Eddy then calculates how much he owes each person counts out a wad of bills in his hand
(AMBI: of Eddy counting money)
And calls their names one by one to step forward and accept the cash.
ACT: "Fred Jackson Sam Luis Oritz . "
After Eddy leaves, most of the canners go back out to start collecting again. At night, they'll come back to 33rd street, (SNEAK IN 33rd Street AMBI) and sleep on the sidewalk next to their hauls so no one can steal their 12-hours worth of work. Gadsden sleeps on a blanket right next to his cans and to Betsy, his shopping cart. He and the rest of the canners need to guard their carts, the one thing that makes it possible for them to go out and collect each day. At their hang-out on 33rd street, it often smells like garbage, stale beer and urine.
Many of the canners are homeless. Several among them have drug or alcohol problems. They rely on soup kitchens for food, churches for shelter, and emergency rooms for medical care. Some are plagued by mental illness.
AMBI: (Drunk guy yelling in background)
Not everyone is destitute, however. Some, like the older couple from Ecuador, are just trying to make extra money they have apartments, other jobs and families.
Gadsden has been on both sides. He says he kicked his crack habit a few years ago, and now rents a room in the Bronx for $500 month. Sometimes he sleeps there on other nights he stays on the street next to his cans.
As the veteran among the canners, Gadsden keeps 33rd Street running smoothly so all of them can continue to work. They've been kicked out of spots before because business owners complained. Gadsden requires everyone to pick up after themselves and he doesn't allow drugs.
ACT: (:21)
THEY CAN DO ANYTHING THEY WANT, AS LONG AS THEY DON'T DO IT HERE. DRUGS IS JUST MAKES EVERYTHING WORSE. SO I TRY TO KEEP IT AS CLEAN AS POSSIBLE.
NARR:
Gadsden says he makes about $350 a week - or $18,000 a year. He likes being his own boss, and doesn't rely on public assistance.
He has a 27-year-old daughter, Tasha, who lives in Boston. She wishes he'd do something else. But Gadsden says he no longer cares what other people think about his job. He's gotten used to the strange looks. Plus some people understand that canning is a real job. Gadsden said he remembers one night when a woman watched him sort through blue bags, and told him that collecting cans takes heart.
ACT: YES IT DOES TAKE HEART GOING THROUGH THE GARBAGE YEAH, IT TAKES A LITTLE HEART SO
NARR:
But Gadsden knows he can't do this forever. There's more competition now plus - he's getting older and needs more rest.
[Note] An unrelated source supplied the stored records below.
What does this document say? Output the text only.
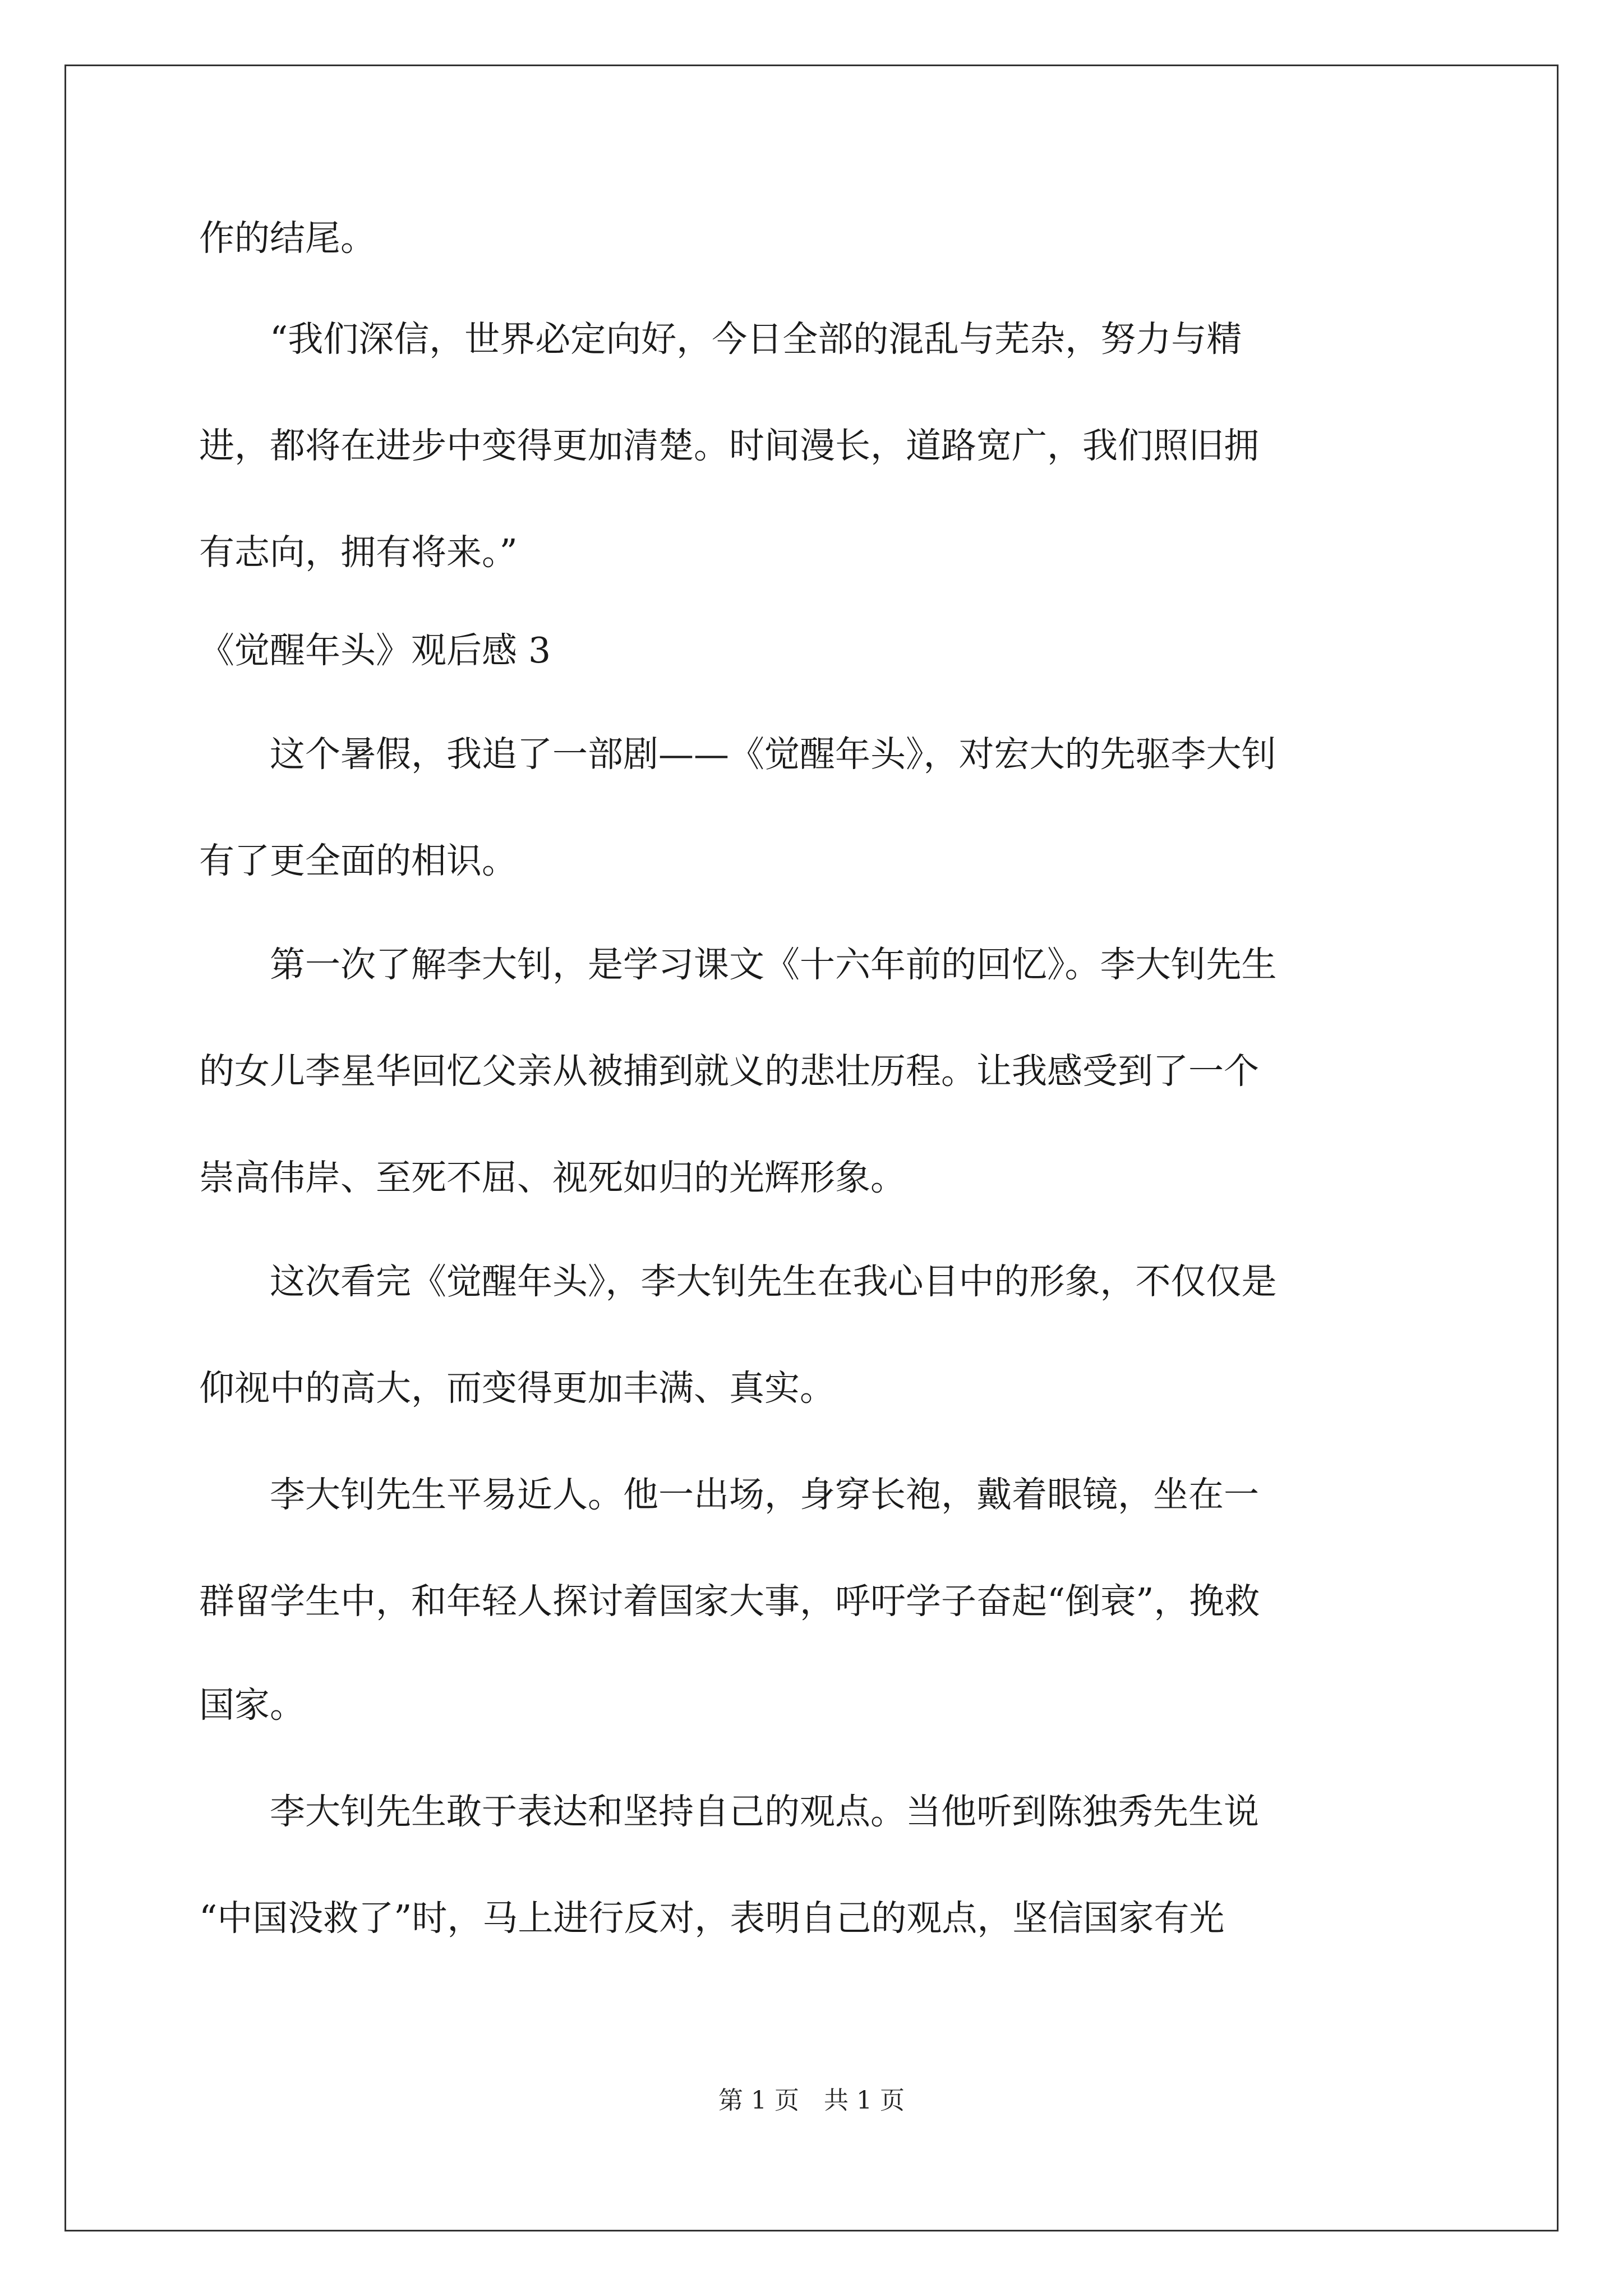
作的结尾。
　　“我们深信，世界必定向好，今日全部的混乱与芜杂，努力与精
进，都将在进步中变得更加清楚。时间漫长，道路宽广，我们照旧拥
有志向，拥有将来。”
《觉醒年头》观后感 3
　　这个暑假，我追了一部剧——《觉醒年头》，对宏大的先驱李大钊
有了更全面的相识。
　　第一次了解李大钊，是学习课文《十六年前的回忆》。李大钊先生
的女儿李星华回忆父亲从被捕到就义的悲壮历程。让我感受到了一个
崇高伟岸、至死不屈、视死如归的光辉形象。
　　这次看完《觉醒年头》，李大钊先生在我心目中的形象，不仅仅是
仰视中的高大，而变得更加丰满、真实。
　　李大钊先生平易近人。他一出场，身穿长袍，戴着眼镜，坐在一
群留学生中，和年轻人探讨着国家大事，呼吁学子奋起“倒衰”，挽救
国家。
　　李大钊先生敢于表达和坚持自己的观点。当他听到陈独秀先生说
“中国没救了”时，马上进行反对，表明自己的观点，坚信国家有光
第 1 页　共 1 页
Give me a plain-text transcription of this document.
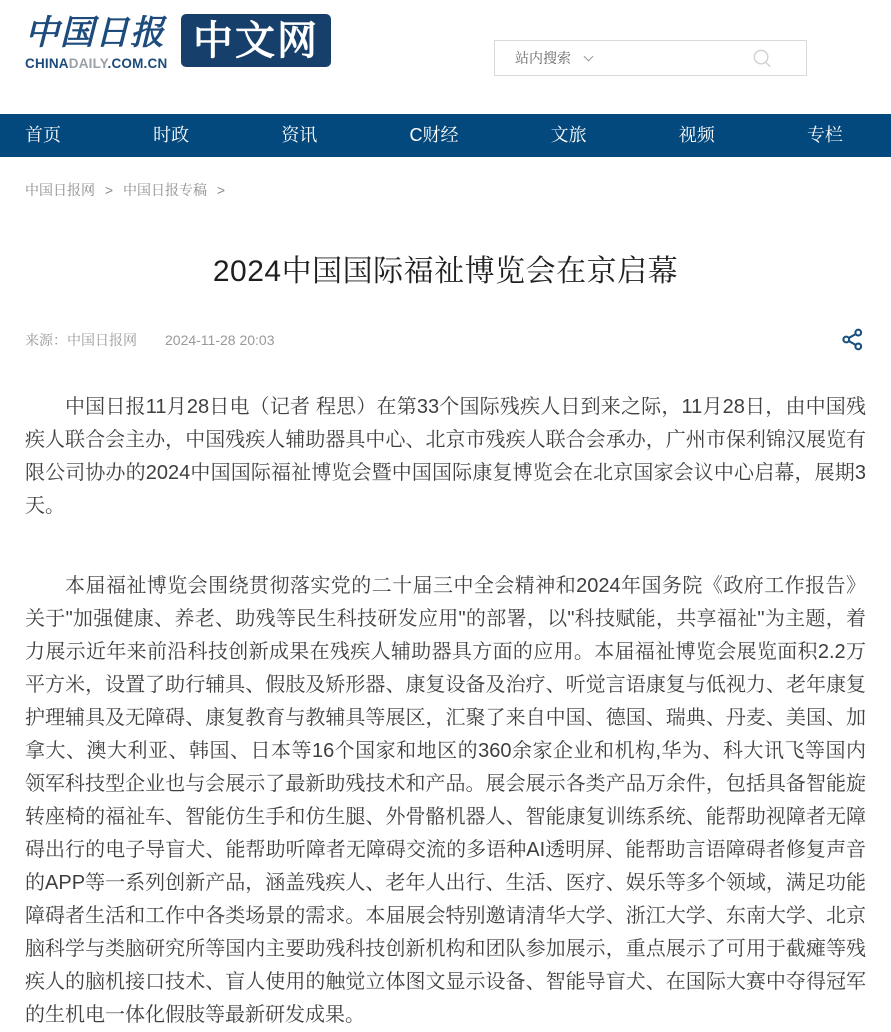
中国日报
CHINADAILY.COM.CN 中文网	站内搜索
首页	时政	资讯	C财经	文旅	视频	专栏
中国日报网 > 中国日报专稿 >
2024中国国际福祉博览会在京启幕
来源：中国日报网 2024-11-28 20:03

中国日报11月28日电（记者 程思）在第33个国际残疾人日到来之际，11月28日，由中国残疾人联合会主办，中国残疾人辅助器具中心、北京市残疾人联合会承办，广州市保利锦汉展览有限公司协办的2024中国国际福祉博览会暨中国国际康复博览会在北京国家会议中心启幕，展期3天。

本届福祉博览会围绕贯彻落实党的二十届三中全会精神和2024年国务院《政府工作报告》关于"加强健康、养老、助残等民生科技研发应用"的部署，以"科技赋能，共享福祉"为主题，着力展示近年来前沿科技创新成果在残疾人辅助器具方面的应用。本届福祉博览会展览面积2.2万平方米，设置了助行辅具、假肢及矫形器、康复设备及治疗、听觉言语康复与低视力、老年康复护理辅具及无障碍、康复教育与教辅具等展区，汇聚了来自中国、德国、瑞典、丹麦、美国、加拿大、澳大利亚、韩国、日本等16个国家和地区的360余家企业和机构,华为、科大讯飞等国内领军科技型企业也与会展示了最新助残技术和产品。展会展示各类产品万余件，包括具备智能旋转座椅的福祉车、智能仿生手和仿生腿、外骨骼机器人、智能康复训练系统、能帮助视障者无障碍出行的电子导盲犬、能帮助听障者无障碍交流的多语种AI透明屏、能帮助言语障碍者修复声音的APP等一系列创新产品，涵盖残疾人、老年人出行、生活、医疗、娱乐等多个领域，满足功能障碍者生活和工作中各类场景的需求。本届展会特别邀请清华大学、浙江大学、东南大学、北京脑科学与类脑研究所等国内主要助残科技创新机构和团队参加展示，重点展示了可用于截瘫等残疾人的脑机接口技术、盲人使用的触觉立体图文显示设备、智能导盲犬、在国际大赛中夺得冠军的生机电一体化假肢等最新研发成果。
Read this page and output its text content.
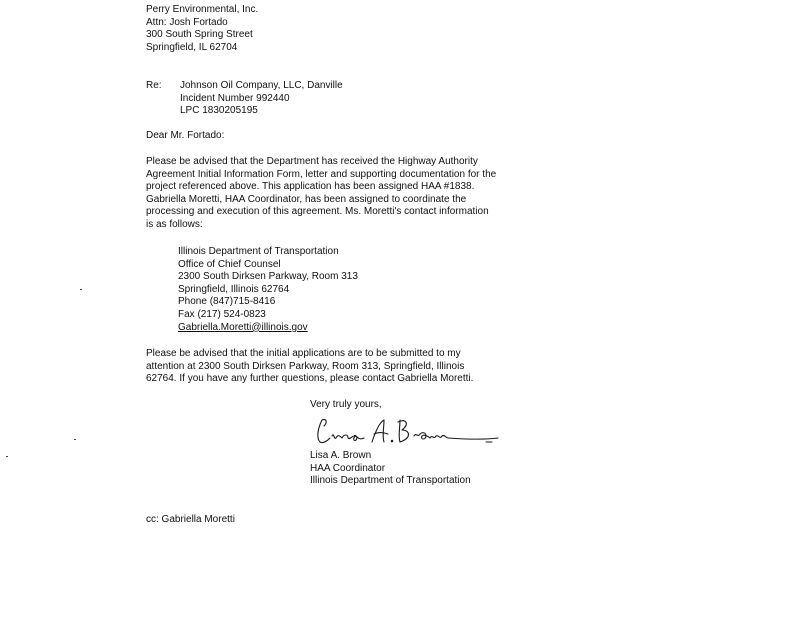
Perry Environmental, Inc.
Attn: Josh Fortado
300 South Spring Street
Springfield, IL 62704
Re: Johnson Oil Company, LLC, Danville
Incident Number 992440
LPC 1830205195
Dear Mr. Fortado:
Please be advised that the Department has received the Highway Authority
Agreement Initial Information Form, letter and supporting documentation for the
project referenced above. This application has been assigned HAA #1838.
Gabriella Moretti, HAA Coordinator, has been assigned to coordinate the
processing and execution of this agreement. Ms. Moretti's contact information
is as follows:
Illinois Department of Transportation
Office of Chief Counsel
2300 South Dirksen Parkway, Room 313
Springfield, Illinois 62764
Phone (847)715-8416
Fax (217) 524-0823
Gabriella.Moretti@illinois.gov
Please be advised that the initial applications are to be submitted to my
attention at 2300 South Dirksen Parkway, Room 313, Springfield, Illinois
62764. If you have any further questions, please contact Gabriella Moretti.
Very truly yours,
Lisa A. Brown
HAA Coordinator
Illinois Department of Transportation
cc: Gabriella Moretti
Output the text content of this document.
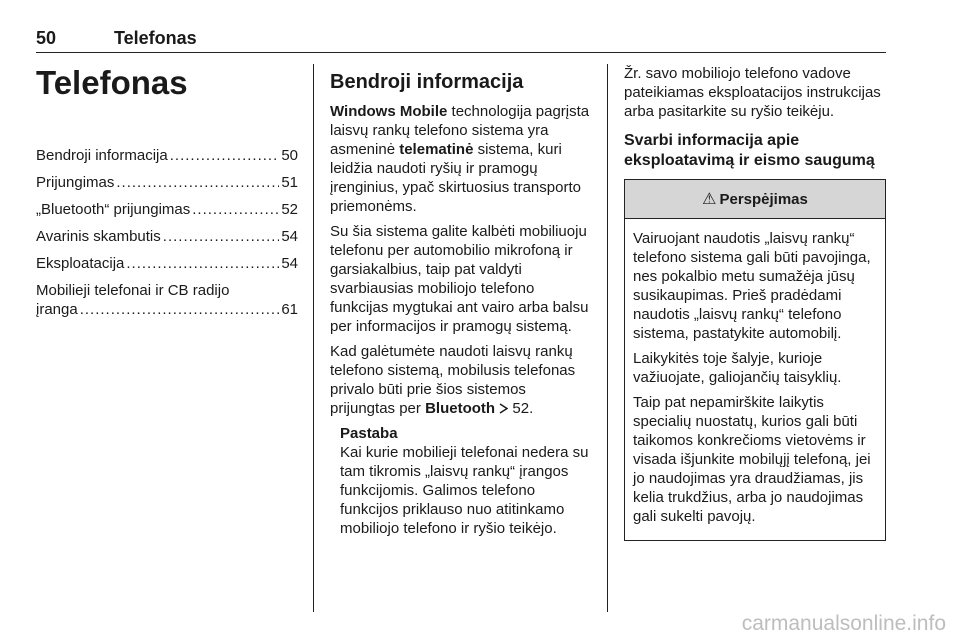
50	Telefonas
Telefonas
Bendroji informacija .....	50
Prijungimas .....	51
„Bluetooth“ prijungimas .....	52
Avarinis skambutis .....	54
Eksploatacija .....	54
Mobilieji telefonai ir CB radijo
įranga .....	61
Bendroji informacija

Windows Mobile technologija pagrįsta laisvų rankų telefono sistema yra asmeninė telematinė sistema, kuri leidžia naudoti ryšių ir pramogų įrenginius, ypač skirtuosius transporto priemonėms.

Su šia sistema galite kalbėti mobiliuoju telefonu per automobilio mikrofoną ir garsiakalbius, taip pat valdyti svarbiausias mobiliojo telefono funkcijas mygtukai ant vairo arba balsu per informacijos ir pramogų sistemą.

Kad galėtumėte naudoti laisvų rankų telefono sistemą, mobilusis telefonas privalo būti prie šios sistemos prijungtas per Bluetooth  52.

Pastaba

Kai kurie mobilieji telefonai nedera su tam tikromis „laisvų rankų“ įrangos funkcijomis. Galimos telefono funkcijos priklauso nuo atitinkamo mobiliojo telefono ir ryšio teikėjo.

Žr. savo mobiliojo telefono vadove pateikiamas eksploatacijos instrukcijas arba pasitarkite su ryšio teikėju.

Svarbi informacija apie eksploatavimą ir eismo saugumą
⚠ Perspėjimas

Vairuojant naudotis „laisvų rankų“ telefono sistema gali būti pavojinga, nes pokalbio metu sumažėja jūsų susikaupimas. Prieš pradėdami naudotis „laisvų rankų“ telefono sistema, pastatykite automobilį.

Laikykitės toje šalyje, kurioje važiuojate, galiojančių taisyklių.

Taip pat nepamirškite laikytis specialių nuostatų, kurios gali būti taikomos konkrečioms vietovėms ir visada išjunkite mobilųjį telefoną, jei jo naudojimas yra draudžiamas, jis kelia trukdžius, arba jo naudojimas gali sukelti pavojų.

carmanualsonline.info
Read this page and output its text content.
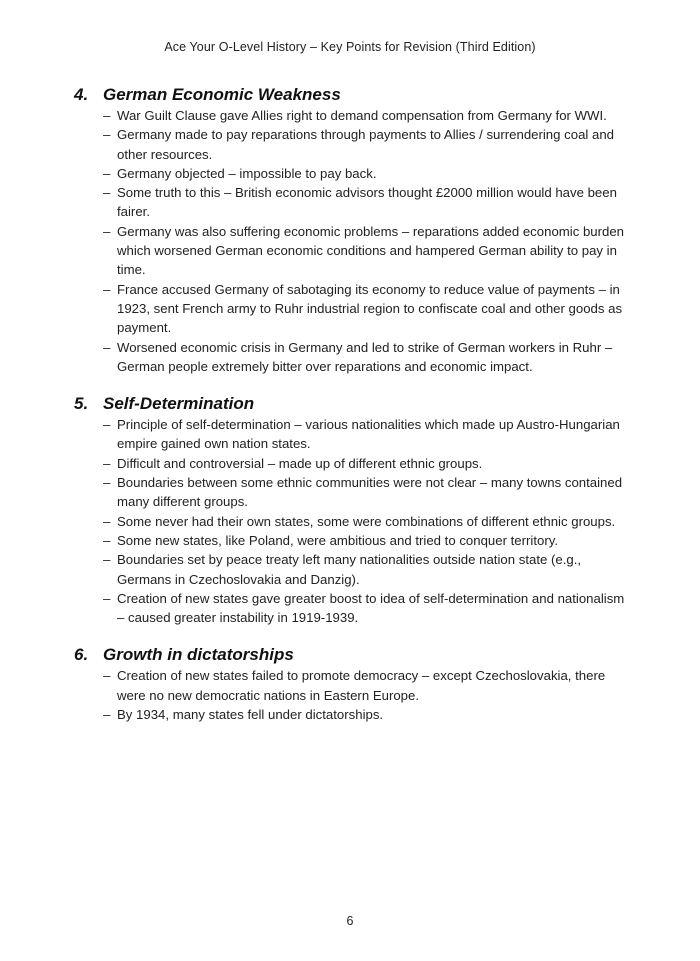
Ace Your O-Level History – Key Points for Revision (Third Edition)
4. German Economic Weakness
– War Guilt Clause gave Allies right to demand compensation from Germany for WWI.
– Germany made to pay reparations through payments to Allies / surrendering coal and other resources.
– Germany objected – impossible to pay back.
– Some truth to this – British economic advisors thought £2000 million would have been fairer.
– Germany was also suffering economic problems – reparations added economic burden which worsened German economic conditions and hampered German ability to pay in time.
– France accused Germany of sabotaging its economy to reduce value of payments – in 1923, sent French army to Ruhr industrial region to confiscate coal and other goods as payment.
– Worsened economic crisis in Germany and led to strike of German workers in Ruhr – German people extremely bitter over reparations and economic impact.
5. Self-Determination
– Principle of self-determination – various nationalities which made up Austro-Hungarian empire gained own nation states.
– Difficult and controversial – made up of different ethnic groups.
– Boundaries between some ethnic communities were not clear – many towns contained many different groups.
– Some never had their own states, some were combinations of different ethnic groups.
– Some new states, like Poland, were ambitious and tried to conquer territory.
– Boundaries set by peace treaty left many nationalities outside nation state (e.g., Germans in Czechoslovakia and Danzig).
– Creation of new states gave greater boost to idea of self-determination and nationalism – caused greater instability in 1919-1939.
6. Growth in dictatorships
– Creation of new states failed to promote democracy – except Czechoslovakia, there were no new democratic nations in Eastern Europe.
– By 1934, many states fell under dictatorships.
6
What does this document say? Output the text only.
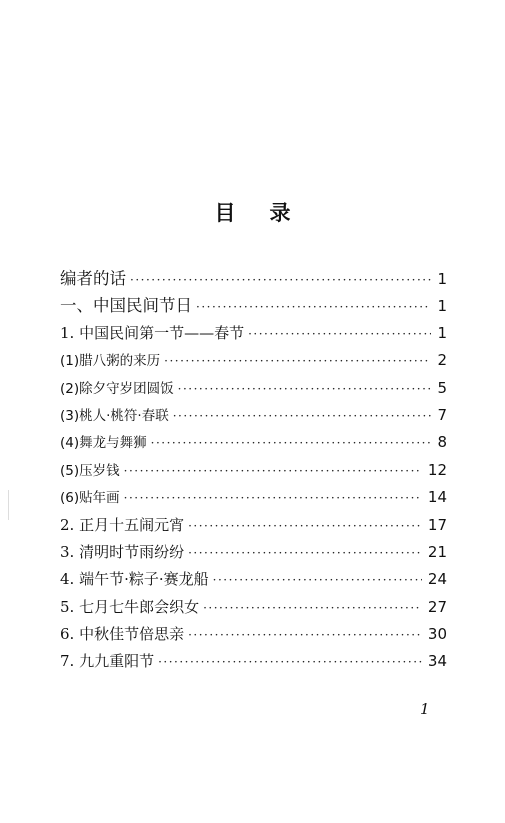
目录
编者的话 ·····	1
一、中国民间节日 ·····	1
1. 中国民间第一节——春节 ·····	1
(1)腊八粥的来历 ·····	2
(2)除夕守岁团圆饭 ·····	5
(3)桃人·桃符·春联 ·····	7
(4)舞龙与舞狮 ·····	8
(5)压岁钱 ·····	12
(6)贴年画 ·····	14
2. 正月十五闹元宵 ·····	17
3. 清明时节雨纷纷 ·····	21
4. 端午节·粽子·赛龙船 ·····	24
5. 七月七牛郎会织女 ·····	27
6. 中秋佳节倍思亲 ·····	30
7. 九九重阳节 ·····	34
1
Gadsden isn't sure what he'll do when he's done canning he might go back to the last job he had twenty years ago working as a short-order cook in a Harlem diner.
But even when he finally quits Gadsden says he'll be proud that he's managed to stay off welfare and pay his rent. He's done it all by himself can by can, nickel by nickel.
AMBI: (cans)
NARR: Ellen Gabler, Columbia Radio News.